In January 2002, following Mrs Laird’s application, the council offered her the role of managing director “conditional upon medical clearance being obtained” from its medical adviser. Mrs Laird duly completed a medical questionnaire which she sent to the adviser, answering:
- Do you normally enjoy good health? Yes
- Do you have either a physical and/or mental impairment? No
- Date when you last had medical treatment and reason: Bruising to back following fall at work 17/9/2001
- Have you any ongoing condition which would affect your employment? No.
Mrs Laird started work for the council in February 2002. In May 2002, a new leader of the council was elected with whom Mrs Laird had a difficult working relationship. Following grievances raised by and against Mrs Laird and a lengthy period of sickness absence due to depression, Mrs Laird’s employment was terminated by the council in August 2005. Subsequently, she was granted an ill-health pension due to permanent incapacity.
The council later reviewed Mrs Laird’s medical questionnaire and began proceedings claiming fraudulent or negligent misrepresentation by her and seeking damages due to “extraordinary expenses that would not have been incurred had some other managing director been employed”.

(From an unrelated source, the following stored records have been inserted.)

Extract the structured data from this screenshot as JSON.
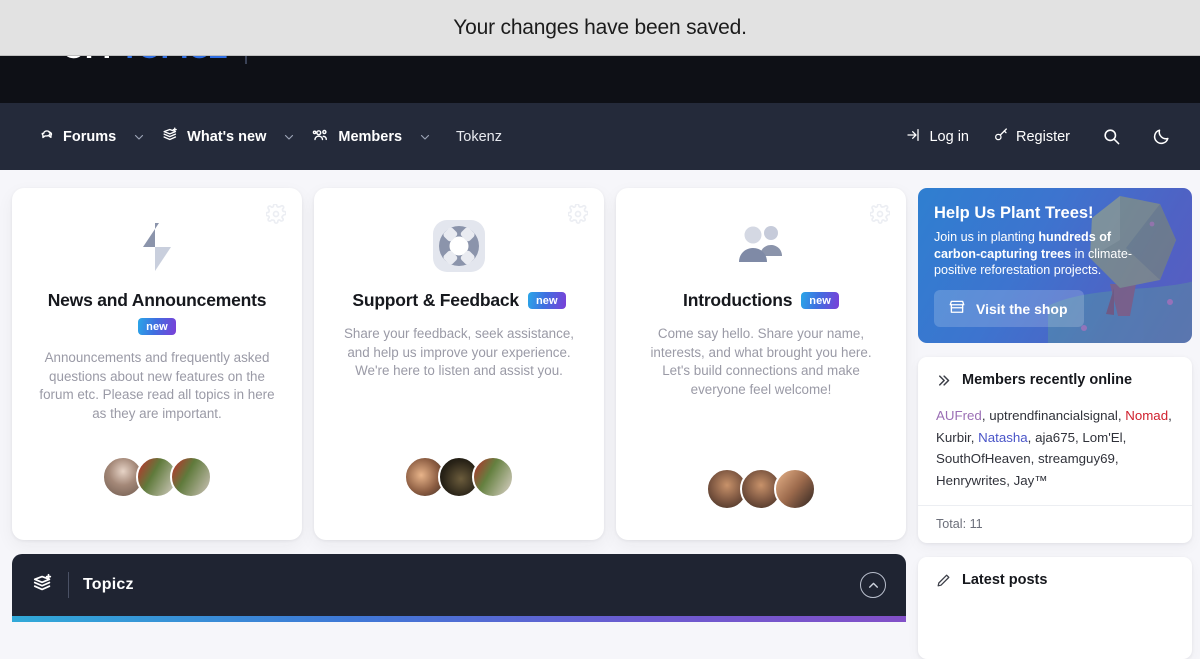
{
  "toast": {
    "message": "Your changes have been saved."
  },
  "brand": {
    "name_part1": "OFF",
    "name_part2": "TOPICZ"
  },
  "nav": {
    "items": [
      {
        "label": "Forums",
        "icon": "forums-icon",
        "has_caret": true
      },
      {
        "label": "What's new",
        "icon": "whats-new-icon",
        "has_caret": true
      },
      {
        "label": "Members",
        "icon": "members-icon",
        "has_caret": true
      },
      {
        "label": "Tokenz",
        "icon": "",
        "has_caret": false
      }
    ],
    "login_label": "Log in",
    "register_label": "Register",
    "search_icon": "search-icon",
    "theme_icon": "moon-icon"
  },
  "cards": [
    {
      "title": "News and Announcements",
      "badge": "new",
      "badge_stacked": true,
      "icon": "lightning-bolt-icon",
      "description": "Announcements and frequently asked questions about new features on the forum etc. Please read all topics in here as they are important."
    },
    {
      "title": "Support & Feedback",
      "badge": "new",
      "badge_stacked": false,
      "icon": "lifebuoy-icon",
      "description": "Share your feedback, seek assistance, and help us improve your experience. We're here to listen and assist you."
    },
    {
      "title": "Introductions",
      "badge": "new",
      "badge_stacked": false,
      "icon": "people-icon",
      "description": "Come say hello. Share your name, interests, and what brought you here. Let's build connections and make everyone feel welcome!"
    }
  ],
  "topicz": {
    "title": "Topicz",
    "logo_icon": "topicz-stack-icon",
    "collapse_icon": "chevron-up-icon"
  },
  "promo": {
    "title": "Help Us Plant Trees!",
    "text_before": "Join us in planting ",
    "text_bold": "hundreds of carbon-capturing trees",
    "text_after": " in climate-positive reforestation projects.",
    "button_label": "Visit the shop",
    "button_icon": "shop-icon"
  },
  "members_online": {
    "title": "Members recently online",
    "title_icon": "double-chevron-right-icon",
    "members": [
      {
        "name": "AUFred",
        "color": "#9b6fb5"
      },
      {
        "name": "uptrendfinancialsignal",
        "color": "#30323a"
      },
      {
        "name": "Nomad",
        "color": "#d0212e"
      },
      {
        "name": "Kurbir",
        "color": "#30323a"
      },
      {
        "name": "Natasha",
        "color": "#4a55c8"
      },
      {
        "name": "aja675",
        "color": "#30323a"
      },
      {
        "name": "Lom'El",
        "color": "#30323a"
      },
      {
        "name": "SouthOfHeaven",
        "color": "#30323a"
      },
      {
        "name": "streamguy69",
        "color": "#30323a"
      },
      {
        "name": "Henrywrites",
        "color": "#30323a"
      },
      {
        "name": "Jay™",
        "color": "#30323a"
      }
    ],
    "total_label": "Total: 11"
  },
  "latest_posts": {
    "title": "Latest posts",
    "icon": "pencil-icon"
  },
  "colors": {
    "accent_blue": "#2f6fe4",
    "nav_bg": "#242a3a",
    "header_bg": "#0e1016",
    "page_bg": "#f6f6fa",
    "badge_gradient_start": "#2aa7e8",
    "badge_gradient_end": "#7b3fd8"
  }
}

The High Court held that Mrs Laird’s employment was conditional upon completing the questionnaire and being assessed as fit for appointment.
Both parties agreed that the questionnaire had been poorly drafted by the council. Therefore, it was held that the wording of the questionnaire should be construed objectively, with any ambiguity being taken to be in Mrs Laird’s favour as it was for the council to make the questions clear.
The court also found that:
- Mrs Laird did ‘normally’ enjoy good health as she was not depressed for the majority of the time
- She did not have an impairment in the technical sense, for example under the Mental Health Act or Disability Discrimination Act
- Mrs Laird’s collecting and taking of prescribed anti-depressants was not her latest treatment as it was continuation of an earlier treatment
- She reasonably regarded herself as not having an ‘ongoing condition’ that ‘would’ affect her employment.
- The court held that Mrs Laird’s answers were not misleading given the questions asked. The council’s claim failed.